Shorter: You stupid proles just don't understand the nuances of how your money gets legally and appropriately wasted.
DaveAnthony has a damn good point below, as do you. But so does Adam 330. The source of the article has already done a partial retraction.
Dividing the maximum costs of a 5 year contract over the expected orders in the first year was a boo boo.
I guess I'm wrong for pointing out that the reporter made some wildly stupid and uninformed assumptions instead of, you know, doing some research before accusing an agency of wasting money? This dipshit reporter thought that she could just divide $16.5M by the initial order quantity (2,500) to get the unit price. But she didn't actually understand, or bother to find out, what the numbers meant or how the contract worked. Pretty typical for a journalism major.

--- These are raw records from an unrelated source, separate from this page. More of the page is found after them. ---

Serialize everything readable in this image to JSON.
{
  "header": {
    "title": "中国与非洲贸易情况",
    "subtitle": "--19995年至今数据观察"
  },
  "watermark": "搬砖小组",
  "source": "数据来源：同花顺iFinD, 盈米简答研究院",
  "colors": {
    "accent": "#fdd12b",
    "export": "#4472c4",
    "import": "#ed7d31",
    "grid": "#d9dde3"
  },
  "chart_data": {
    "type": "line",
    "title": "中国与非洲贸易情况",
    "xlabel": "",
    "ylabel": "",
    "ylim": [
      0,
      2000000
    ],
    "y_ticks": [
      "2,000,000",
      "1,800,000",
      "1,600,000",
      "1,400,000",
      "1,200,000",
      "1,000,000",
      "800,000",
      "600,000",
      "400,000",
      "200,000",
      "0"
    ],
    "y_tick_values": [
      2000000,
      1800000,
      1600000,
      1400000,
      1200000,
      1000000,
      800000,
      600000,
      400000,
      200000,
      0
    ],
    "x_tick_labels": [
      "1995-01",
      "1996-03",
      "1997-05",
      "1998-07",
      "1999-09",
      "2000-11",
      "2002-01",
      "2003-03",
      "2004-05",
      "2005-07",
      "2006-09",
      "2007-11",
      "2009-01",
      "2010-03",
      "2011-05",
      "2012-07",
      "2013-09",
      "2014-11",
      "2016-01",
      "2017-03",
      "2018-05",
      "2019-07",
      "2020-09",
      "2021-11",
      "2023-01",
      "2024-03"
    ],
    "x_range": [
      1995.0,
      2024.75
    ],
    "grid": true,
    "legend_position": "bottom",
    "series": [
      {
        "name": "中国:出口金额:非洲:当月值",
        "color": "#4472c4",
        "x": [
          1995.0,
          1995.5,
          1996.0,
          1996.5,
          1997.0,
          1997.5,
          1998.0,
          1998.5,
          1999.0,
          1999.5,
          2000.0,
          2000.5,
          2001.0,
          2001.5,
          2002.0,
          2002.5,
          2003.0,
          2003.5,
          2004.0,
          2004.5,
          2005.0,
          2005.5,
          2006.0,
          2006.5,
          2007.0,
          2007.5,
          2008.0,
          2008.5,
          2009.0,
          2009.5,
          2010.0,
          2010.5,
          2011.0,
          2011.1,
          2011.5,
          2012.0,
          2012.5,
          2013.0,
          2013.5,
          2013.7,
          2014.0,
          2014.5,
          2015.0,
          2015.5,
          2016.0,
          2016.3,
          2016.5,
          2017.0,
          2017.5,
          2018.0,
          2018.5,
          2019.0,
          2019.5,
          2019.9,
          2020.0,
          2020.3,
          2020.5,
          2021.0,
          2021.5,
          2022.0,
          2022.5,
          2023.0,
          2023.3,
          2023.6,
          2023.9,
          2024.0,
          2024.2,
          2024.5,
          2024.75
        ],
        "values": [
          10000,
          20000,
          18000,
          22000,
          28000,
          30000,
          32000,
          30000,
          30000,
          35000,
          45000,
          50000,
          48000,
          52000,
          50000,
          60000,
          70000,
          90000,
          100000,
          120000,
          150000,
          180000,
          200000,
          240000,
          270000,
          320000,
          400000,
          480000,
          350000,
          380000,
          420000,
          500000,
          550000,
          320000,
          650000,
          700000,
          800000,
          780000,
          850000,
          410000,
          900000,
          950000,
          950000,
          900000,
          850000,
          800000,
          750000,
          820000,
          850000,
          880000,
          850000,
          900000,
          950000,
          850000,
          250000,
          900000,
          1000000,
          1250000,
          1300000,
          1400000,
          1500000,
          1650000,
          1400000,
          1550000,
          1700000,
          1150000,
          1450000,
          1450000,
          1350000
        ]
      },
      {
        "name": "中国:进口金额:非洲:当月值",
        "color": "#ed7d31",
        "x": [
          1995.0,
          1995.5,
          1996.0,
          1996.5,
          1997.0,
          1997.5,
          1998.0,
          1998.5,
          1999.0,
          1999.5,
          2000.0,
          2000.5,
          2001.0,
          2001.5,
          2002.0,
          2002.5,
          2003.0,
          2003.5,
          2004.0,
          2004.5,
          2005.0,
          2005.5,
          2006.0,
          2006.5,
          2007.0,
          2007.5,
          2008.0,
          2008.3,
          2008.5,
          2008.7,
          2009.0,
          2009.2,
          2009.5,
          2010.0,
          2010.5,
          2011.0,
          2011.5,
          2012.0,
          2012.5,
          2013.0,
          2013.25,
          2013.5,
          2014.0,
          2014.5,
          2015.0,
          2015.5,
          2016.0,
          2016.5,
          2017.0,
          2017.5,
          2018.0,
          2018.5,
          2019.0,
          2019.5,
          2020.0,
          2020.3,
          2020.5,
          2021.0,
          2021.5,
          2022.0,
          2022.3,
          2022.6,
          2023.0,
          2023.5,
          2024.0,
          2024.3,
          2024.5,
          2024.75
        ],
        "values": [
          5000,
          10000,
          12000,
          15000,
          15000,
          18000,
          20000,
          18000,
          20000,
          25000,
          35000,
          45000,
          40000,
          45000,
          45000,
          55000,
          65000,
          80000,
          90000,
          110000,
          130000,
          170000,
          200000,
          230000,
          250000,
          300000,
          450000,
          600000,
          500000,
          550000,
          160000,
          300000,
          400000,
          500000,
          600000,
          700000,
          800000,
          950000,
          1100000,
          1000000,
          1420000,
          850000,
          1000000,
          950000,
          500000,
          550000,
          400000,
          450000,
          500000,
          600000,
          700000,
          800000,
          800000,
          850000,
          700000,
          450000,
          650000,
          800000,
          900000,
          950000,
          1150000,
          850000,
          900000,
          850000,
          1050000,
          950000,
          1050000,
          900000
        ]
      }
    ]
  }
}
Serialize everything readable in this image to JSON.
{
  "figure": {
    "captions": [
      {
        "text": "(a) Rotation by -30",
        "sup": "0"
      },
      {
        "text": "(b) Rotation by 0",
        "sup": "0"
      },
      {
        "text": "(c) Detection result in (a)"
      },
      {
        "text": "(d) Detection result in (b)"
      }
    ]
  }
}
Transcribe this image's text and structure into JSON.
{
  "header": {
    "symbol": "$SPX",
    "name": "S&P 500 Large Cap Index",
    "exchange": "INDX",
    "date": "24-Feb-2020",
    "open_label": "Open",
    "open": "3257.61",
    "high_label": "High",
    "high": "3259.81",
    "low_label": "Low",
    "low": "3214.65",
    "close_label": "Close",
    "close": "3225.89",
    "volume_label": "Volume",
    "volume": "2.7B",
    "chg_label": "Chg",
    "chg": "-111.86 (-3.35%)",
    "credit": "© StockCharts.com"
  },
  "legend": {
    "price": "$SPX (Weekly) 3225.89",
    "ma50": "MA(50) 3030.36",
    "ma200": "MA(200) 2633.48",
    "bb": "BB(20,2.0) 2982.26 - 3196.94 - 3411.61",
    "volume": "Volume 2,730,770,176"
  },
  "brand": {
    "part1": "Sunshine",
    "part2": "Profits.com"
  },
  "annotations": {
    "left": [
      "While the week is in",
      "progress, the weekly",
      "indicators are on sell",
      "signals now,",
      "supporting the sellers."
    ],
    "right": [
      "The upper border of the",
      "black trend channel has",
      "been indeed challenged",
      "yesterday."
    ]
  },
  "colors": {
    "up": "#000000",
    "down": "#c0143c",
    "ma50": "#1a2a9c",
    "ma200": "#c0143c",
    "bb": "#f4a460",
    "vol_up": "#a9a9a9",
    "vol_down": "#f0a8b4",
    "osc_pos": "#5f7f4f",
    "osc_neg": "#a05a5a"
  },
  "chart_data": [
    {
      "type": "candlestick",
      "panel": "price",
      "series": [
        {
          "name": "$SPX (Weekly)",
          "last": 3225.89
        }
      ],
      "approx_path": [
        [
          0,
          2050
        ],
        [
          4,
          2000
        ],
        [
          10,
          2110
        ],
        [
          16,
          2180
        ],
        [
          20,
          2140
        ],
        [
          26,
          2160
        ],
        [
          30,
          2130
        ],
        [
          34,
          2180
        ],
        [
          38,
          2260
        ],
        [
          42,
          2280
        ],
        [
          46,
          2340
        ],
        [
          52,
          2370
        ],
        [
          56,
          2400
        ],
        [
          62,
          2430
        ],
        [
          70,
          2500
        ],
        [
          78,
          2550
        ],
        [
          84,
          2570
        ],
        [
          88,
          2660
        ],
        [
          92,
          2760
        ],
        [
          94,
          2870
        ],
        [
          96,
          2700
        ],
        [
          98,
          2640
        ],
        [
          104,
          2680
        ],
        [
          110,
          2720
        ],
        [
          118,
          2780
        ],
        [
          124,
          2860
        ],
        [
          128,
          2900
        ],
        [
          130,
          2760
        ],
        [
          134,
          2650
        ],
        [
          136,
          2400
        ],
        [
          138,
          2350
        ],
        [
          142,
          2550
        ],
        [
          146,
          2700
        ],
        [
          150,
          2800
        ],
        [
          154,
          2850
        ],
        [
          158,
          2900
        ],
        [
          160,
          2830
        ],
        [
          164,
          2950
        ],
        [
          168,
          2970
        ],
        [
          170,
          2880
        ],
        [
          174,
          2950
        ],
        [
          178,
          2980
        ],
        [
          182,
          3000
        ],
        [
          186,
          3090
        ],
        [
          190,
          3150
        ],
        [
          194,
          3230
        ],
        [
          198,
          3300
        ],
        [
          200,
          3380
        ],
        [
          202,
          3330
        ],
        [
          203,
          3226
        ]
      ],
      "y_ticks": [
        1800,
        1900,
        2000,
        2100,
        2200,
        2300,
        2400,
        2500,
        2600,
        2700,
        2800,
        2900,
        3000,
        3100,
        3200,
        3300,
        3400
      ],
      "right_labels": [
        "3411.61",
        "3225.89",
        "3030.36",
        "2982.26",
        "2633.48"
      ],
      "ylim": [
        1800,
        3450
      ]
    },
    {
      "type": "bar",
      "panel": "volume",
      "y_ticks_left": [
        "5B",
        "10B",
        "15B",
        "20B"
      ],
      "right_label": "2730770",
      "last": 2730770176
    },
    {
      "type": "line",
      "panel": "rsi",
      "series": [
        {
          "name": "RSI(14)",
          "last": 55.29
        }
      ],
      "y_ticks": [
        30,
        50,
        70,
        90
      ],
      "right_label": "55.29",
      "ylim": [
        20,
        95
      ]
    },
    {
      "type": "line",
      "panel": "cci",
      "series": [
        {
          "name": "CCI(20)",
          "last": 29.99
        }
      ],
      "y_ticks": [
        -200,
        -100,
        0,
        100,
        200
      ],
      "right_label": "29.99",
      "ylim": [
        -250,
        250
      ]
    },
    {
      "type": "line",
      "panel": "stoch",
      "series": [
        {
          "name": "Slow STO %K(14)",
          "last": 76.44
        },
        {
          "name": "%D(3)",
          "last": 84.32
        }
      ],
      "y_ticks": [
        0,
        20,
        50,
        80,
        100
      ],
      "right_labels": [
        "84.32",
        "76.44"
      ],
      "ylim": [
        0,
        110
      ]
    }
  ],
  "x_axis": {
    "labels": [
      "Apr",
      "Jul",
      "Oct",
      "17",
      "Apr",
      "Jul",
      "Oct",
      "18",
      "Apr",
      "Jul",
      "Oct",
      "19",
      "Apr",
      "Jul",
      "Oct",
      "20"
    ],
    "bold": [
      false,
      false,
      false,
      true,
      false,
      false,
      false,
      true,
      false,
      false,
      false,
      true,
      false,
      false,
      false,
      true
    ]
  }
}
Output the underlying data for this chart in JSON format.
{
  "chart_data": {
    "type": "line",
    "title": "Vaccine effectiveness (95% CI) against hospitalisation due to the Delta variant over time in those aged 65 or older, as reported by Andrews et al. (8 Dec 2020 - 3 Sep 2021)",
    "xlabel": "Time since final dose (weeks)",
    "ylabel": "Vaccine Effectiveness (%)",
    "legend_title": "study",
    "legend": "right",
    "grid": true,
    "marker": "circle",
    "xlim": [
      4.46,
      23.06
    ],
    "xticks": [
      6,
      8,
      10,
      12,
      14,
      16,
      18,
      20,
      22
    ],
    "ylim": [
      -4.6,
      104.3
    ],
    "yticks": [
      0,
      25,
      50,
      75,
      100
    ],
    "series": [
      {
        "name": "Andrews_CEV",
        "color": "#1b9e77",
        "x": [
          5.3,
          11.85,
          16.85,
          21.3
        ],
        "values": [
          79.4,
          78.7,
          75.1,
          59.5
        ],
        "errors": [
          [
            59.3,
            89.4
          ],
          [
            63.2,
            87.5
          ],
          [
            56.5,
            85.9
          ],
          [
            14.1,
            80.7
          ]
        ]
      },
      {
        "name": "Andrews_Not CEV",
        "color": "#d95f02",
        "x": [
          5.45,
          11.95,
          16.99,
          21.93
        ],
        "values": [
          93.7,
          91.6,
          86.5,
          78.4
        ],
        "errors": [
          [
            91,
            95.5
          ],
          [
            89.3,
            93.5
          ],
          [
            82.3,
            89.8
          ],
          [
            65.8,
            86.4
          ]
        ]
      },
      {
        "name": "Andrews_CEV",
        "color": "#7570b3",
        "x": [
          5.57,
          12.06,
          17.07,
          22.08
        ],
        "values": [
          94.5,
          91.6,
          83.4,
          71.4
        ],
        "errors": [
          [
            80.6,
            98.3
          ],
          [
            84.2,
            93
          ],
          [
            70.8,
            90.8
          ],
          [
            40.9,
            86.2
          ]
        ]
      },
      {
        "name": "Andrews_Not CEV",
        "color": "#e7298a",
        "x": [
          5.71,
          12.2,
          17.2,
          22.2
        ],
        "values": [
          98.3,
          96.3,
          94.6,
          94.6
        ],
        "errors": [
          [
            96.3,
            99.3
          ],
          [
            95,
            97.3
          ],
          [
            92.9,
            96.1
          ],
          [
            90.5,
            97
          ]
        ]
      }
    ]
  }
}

Maybe not why the private sector is doing just fine, but definitely why the DC "private" sector is doing fantastic. These loosely defined contracts are basically how contractors make a lot of their profits. They get a contract with a maximum price and then they bill against that contract to cover all their hours and expenses-- although funny story, they almost always consume the entire budget. A lot of the defense contractors I was familiar with would basically commit massive amounts of billing fraud (making employees bill all their hours to a project regardless of whether they were working on it or not) so that there was no overhead and no money was "left on the table".
Fecking squirrels IS NOT spam!!!! Meta-corruption dammit!!
Don't mind me the squirrels are fucking with me today.
Thought the Tourette's was flaring up for a moment.
Who here has not been abused by the squirrels? To have a perfectly pithy reply squashed by the possibly flagged as spam monster, and yet anon-bot sails by unmolested. There is no justice at H ampersand R any more.